Why does God behave this way? For love, for love’s sake, God is mad with love, as mad as Don Quixote. This lavish love of God is taught by the Torah and the Prophets. And then we Christians take it a further step, that God identifies with us so far as literally to become one of us, and one of us in poverty, weakness, and dishonor. Again for love, but for something else as well. For peace.

By doing this God demonstrates that God is for peace, full stop. The angels said so to the shepherds. For in such a humble and vulnerable status, what other recourse do you have? So it’s not just that God stands for peace, but God lies down for peace.

We have been troubled by the rise in violence around us. The congregation heard me preach on violence the last four weeks. Yesterday we heard of a new arms race of nuclear weapons. We’ve felt the increase in aggression as the necessary means to make us great again. This is just another version of one historic vision for humanity, the vision shared by empire after empire since ancient times, the brutal vision of how to be strong and great and powerful. It makes some sense; Plato and Aristotle agreed with it, and it goes with nature: kill or be killed, if you’re not on top you’re on the bottom. And if we have gods we contrive our gods to back this up. Christians too often do this too.

Tonight the story reminds us that the God of the gospels does not back this up, that this God as a baby is on the bottom, and as a young man gets killed, for in the life of Jesus, God lies down for peace. This presents the other vision of humanity, which is so unnatural that it takes a miracle.

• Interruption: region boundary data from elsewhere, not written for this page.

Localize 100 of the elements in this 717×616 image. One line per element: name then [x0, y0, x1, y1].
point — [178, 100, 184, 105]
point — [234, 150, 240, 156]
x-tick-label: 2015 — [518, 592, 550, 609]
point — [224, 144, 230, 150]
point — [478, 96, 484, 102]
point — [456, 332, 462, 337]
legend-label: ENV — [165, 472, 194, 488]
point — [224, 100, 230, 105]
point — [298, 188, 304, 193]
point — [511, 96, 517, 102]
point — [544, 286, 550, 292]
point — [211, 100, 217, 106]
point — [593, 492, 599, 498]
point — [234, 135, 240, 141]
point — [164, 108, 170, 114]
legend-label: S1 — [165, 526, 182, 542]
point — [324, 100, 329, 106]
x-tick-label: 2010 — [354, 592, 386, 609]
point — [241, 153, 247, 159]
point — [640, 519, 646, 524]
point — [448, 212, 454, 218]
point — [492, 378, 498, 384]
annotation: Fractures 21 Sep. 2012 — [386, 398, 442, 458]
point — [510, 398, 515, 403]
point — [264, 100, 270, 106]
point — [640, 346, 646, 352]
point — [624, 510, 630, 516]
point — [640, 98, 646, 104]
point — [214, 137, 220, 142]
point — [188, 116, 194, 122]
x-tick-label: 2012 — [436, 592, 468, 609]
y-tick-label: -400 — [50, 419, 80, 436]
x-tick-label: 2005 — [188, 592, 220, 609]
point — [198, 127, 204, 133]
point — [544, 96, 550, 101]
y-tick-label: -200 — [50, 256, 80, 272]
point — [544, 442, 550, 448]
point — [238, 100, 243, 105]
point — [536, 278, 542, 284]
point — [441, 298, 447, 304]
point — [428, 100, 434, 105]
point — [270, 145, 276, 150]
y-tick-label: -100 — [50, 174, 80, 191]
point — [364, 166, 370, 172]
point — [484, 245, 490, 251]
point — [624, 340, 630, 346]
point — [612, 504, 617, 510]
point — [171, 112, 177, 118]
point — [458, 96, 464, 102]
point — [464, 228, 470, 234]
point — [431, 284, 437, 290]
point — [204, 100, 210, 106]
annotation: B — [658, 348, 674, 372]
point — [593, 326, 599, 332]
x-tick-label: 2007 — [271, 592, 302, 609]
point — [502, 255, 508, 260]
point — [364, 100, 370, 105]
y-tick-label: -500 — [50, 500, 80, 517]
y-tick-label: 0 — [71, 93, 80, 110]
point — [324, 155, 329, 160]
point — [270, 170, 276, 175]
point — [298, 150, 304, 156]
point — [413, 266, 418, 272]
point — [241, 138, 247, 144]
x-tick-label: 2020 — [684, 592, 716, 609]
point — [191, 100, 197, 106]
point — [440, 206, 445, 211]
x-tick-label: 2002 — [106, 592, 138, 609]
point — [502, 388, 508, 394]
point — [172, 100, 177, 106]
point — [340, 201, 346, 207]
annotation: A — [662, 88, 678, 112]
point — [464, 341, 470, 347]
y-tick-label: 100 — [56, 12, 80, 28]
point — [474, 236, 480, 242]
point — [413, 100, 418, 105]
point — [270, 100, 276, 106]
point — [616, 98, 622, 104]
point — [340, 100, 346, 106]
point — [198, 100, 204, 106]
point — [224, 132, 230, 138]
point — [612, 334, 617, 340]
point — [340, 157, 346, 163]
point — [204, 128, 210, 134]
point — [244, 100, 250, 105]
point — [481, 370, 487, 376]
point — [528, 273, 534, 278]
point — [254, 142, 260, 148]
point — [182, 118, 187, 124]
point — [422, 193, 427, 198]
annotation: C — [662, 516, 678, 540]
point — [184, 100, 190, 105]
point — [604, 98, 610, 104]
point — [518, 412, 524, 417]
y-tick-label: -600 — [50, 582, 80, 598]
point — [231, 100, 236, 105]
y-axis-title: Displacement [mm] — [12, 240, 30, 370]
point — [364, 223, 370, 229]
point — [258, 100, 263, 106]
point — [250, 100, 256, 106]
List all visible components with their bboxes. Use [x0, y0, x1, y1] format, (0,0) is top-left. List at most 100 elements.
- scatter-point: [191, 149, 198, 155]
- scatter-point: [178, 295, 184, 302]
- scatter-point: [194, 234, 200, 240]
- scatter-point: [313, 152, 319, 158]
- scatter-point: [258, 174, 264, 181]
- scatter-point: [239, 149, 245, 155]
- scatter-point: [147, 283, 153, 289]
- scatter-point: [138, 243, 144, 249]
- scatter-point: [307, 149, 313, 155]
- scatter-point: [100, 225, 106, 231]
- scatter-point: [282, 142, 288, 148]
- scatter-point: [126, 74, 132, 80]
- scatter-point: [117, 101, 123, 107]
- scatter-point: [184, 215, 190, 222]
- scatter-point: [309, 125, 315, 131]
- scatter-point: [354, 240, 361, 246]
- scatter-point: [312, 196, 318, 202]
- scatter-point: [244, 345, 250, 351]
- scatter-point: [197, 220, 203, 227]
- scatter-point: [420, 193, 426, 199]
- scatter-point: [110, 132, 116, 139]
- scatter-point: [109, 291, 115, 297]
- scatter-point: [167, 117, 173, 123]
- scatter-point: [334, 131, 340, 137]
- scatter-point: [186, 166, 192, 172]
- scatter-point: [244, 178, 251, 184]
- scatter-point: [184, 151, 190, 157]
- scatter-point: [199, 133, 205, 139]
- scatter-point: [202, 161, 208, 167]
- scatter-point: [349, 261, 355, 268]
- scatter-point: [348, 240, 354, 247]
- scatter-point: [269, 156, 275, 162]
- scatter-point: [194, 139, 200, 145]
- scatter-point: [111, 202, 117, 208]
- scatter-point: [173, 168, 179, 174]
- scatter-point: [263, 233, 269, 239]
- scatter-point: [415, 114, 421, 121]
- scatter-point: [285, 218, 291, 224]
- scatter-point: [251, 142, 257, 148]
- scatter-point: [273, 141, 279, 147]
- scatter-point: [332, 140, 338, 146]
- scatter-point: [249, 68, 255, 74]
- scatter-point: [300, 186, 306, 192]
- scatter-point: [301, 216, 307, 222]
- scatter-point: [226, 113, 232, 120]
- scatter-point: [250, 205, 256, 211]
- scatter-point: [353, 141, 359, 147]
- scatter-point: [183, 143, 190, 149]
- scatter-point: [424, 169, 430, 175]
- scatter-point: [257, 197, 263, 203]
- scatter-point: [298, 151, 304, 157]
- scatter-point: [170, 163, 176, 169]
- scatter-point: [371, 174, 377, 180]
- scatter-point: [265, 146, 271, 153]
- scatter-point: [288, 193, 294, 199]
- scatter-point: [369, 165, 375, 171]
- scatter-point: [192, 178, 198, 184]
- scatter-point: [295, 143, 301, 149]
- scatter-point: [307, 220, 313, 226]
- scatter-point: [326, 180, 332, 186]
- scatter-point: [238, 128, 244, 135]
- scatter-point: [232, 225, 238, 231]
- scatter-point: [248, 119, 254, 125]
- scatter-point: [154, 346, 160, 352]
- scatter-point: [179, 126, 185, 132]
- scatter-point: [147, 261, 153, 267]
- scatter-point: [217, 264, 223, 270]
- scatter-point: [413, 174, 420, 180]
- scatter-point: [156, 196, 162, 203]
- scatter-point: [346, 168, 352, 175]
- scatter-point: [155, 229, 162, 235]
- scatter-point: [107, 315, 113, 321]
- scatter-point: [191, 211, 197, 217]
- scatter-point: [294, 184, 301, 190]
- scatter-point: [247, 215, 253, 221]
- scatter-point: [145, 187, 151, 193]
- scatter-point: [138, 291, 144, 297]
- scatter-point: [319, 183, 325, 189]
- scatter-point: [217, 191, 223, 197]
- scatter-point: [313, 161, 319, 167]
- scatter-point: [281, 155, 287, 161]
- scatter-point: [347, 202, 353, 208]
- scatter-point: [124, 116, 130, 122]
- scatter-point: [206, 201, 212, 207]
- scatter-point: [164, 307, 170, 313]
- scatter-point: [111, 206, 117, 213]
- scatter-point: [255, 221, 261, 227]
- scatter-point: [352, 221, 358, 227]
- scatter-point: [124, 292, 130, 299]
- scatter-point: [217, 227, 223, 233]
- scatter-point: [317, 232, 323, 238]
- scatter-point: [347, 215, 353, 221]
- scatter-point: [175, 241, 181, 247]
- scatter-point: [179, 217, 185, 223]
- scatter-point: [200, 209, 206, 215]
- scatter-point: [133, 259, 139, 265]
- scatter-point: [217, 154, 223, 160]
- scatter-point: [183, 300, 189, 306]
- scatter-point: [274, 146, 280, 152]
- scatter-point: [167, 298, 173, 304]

The Incarnation should remind us every year what the God of the Prophets and the Gospels really is for, that God is for peace, full stop.

This is the reason behind the communion of the saints, that God does not build walls. This is the reason for the forgiveness of sins, that God does not stand upon his rights. This is the reason for the resurrection of the body, that God wants healing over judgment, and this is the reason for the life everlasting, the God offers unconditioned hospitality. This is why God’s light shines in the darkness that we weave around ourselves, to find us in our fear and misery of our own making.

The lessons that follow tonight will tell you where to look for God and what kind of God to look for. They tell you what God stands for. You will hear Cantor Breitzer chant the blessing of Abraham, whose hand was stayed from violence. You will hear the vision of Isaiah, of the Wonderful Counselor, the Mighty God, the Everlasting Father, the Prince of Peace. 

That’s why you came here tonight, for the light that shines in the darkness, to see the other vision once again, to be reminded of the hope, to be quickened by the music, and to confirm it when you sing. This is the kind of thing you want to believe, the challenge you accept, this is the kind of life you want to live, that’s why you are here. You did right to come here tonight. God bless you one and all.